I am first and foremost a political
scientist. The fiasco of the debt limit debate has caused me to look beyond what is normally acccepted as political realty. The debate seems laden with code words, political posturing, and the blind allegiance of the Republicans to the super rich. In Johnson's day, Everett Dirksen (I believe he was known as the "Golden Throat") was the Republican Senate Minority who knew what Loyal Opposition meant: forging consensus or compromise. When the time came for LBJ to sign the Great Society legislation, Senator Dirksen would be present with a broad smile knowing that he had helped craft the biill and deserved the signing pen that he would receive. In Nixon's day, Spiro would say "block voting" and we know he meant "black voting." As a political activist and a DFLer, I felt Nixon breathing down my neck. Though there was undeniably a very evil side to him (he was obstensibly addressing a Pepsi-Cola meeting in Dallas) at the time JFK was assassinated. At least he was competent in foreign and domestic affairs. I opposed most of what he stood for, and watched him crumble because of Watergate with the keenest observation and attention. He sought to hold on to power by whatever means necessary and was convinced that was his mandate. Except until the very end when, he was making his plans to make get-away by helicopter the country had an effective government. Nixon and Reagan both proposed legislation that would make them Republican pariahs, though they raise high Reagan's banner whenever it suits them. As a historian, I see Reagan's victory over the air traffic controller union as a turning point in US history. Unionism, in numbers and power began to decline. If you are capable of stepping back, ridding yourself of your ideological preconcetions, and objectively analyzing the situation, you will see the negative chain of events that flowed because of this union-busting.

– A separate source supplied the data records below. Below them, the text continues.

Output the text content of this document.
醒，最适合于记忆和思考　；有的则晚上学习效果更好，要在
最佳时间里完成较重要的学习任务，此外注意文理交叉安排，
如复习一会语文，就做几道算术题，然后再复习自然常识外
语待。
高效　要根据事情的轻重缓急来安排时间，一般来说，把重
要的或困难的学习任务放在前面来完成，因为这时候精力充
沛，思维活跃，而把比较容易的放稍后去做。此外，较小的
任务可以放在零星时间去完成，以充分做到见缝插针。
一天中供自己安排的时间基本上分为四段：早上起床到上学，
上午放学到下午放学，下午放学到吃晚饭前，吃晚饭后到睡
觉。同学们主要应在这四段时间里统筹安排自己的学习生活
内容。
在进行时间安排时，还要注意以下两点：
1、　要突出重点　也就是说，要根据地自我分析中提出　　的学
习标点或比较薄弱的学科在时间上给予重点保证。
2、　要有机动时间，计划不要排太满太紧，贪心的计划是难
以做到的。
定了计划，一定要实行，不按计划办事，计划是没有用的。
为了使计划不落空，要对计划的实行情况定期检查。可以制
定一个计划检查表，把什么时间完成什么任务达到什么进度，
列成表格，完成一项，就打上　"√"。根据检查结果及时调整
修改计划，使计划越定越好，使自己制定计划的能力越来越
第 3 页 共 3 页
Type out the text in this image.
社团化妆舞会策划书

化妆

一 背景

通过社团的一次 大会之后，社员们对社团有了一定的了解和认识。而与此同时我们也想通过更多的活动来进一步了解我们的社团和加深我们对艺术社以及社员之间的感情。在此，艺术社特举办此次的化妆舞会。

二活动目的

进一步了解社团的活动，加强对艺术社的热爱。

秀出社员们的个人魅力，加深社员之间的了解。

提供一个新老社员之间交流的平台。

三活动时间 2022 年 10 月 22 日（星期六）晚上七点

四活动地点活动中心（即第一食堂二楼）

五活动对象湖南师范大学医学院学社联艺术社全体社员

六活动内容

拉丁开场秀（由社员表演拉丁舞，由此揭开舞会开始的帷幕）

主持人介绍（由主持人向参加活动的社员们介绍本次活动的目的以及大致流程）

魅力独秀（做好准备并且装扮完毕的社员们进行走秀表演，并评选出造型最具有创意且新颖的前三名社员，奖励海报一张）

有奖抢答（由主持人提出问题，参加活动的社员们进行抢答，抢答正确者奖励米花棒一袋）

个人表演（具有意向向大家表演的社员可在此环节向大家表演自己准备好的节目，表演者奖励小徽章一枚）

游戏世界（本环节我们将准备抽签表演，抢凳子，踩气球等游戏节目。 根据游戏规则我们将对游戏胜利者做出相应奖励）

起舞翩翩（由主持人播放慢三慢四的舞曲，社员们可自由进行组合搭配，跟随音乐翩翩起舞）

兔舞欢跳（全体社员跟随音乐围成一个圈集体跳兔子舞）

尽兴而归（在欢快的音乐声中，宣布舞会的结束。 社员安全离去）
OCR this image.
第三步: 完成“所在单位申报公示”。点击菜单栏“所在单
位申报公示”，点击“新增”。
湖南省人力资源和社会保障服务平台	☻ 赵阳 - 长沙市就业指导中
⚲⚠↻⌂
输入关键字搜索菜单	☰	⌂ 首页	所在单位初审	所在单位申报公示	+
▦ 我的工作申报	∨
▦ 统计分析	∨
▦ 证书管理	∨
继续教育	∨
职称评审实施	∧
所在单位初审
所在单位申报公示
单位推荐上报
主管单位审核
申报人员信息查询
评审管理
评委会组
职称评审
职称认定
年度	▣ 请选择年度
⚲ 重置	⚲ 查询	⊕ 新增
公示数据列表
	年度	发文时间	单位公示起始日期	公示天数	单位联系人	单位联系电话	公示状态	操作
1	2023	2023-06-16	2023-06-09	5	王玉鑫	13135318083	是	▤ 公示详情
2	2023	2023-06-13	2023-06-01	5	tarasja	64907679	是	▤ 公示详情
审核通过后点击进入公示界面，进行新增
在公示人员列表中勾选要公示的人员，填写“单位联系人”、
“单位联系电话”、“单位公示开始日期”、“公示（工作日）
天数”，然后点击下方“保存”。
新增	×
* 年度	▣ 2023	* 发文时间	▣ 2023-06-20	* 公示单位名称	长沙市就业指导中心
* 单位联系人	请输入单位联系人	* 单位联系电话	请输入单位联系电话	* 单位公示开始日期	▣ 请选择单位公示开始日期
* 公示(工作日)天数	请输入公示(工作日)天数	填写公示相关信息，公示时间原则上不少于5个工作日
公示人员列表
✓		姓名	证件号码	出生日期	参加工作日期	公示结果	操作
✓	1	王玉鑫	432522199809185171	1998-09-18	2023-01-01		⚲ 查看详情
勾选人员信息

I think a good argument could be made that it is the most stressful job in the world: more than an airline captain who worries only about the plane he is on.
This union-busting had many ramifications the two greatest being: the chilling of unionism and the weakening of the national
defense with less qualified individuals in lower numbers monitoring US air space.

It is getting late and I have to close. I would like everyone who reads this to consider a corporate structure that would supplant the prevailing corporate structure of today (given human form by a distastrous Supreme Court decision. [Was there a gun pointed at their head?) Worker control of the means of production without a parasitic management class. The term for this is syndicalism. It is not a wild-eyed socialist imaginary theory. It is a practical, concrete corporate organization: one already in existence in the US, including highly placed national defense firms.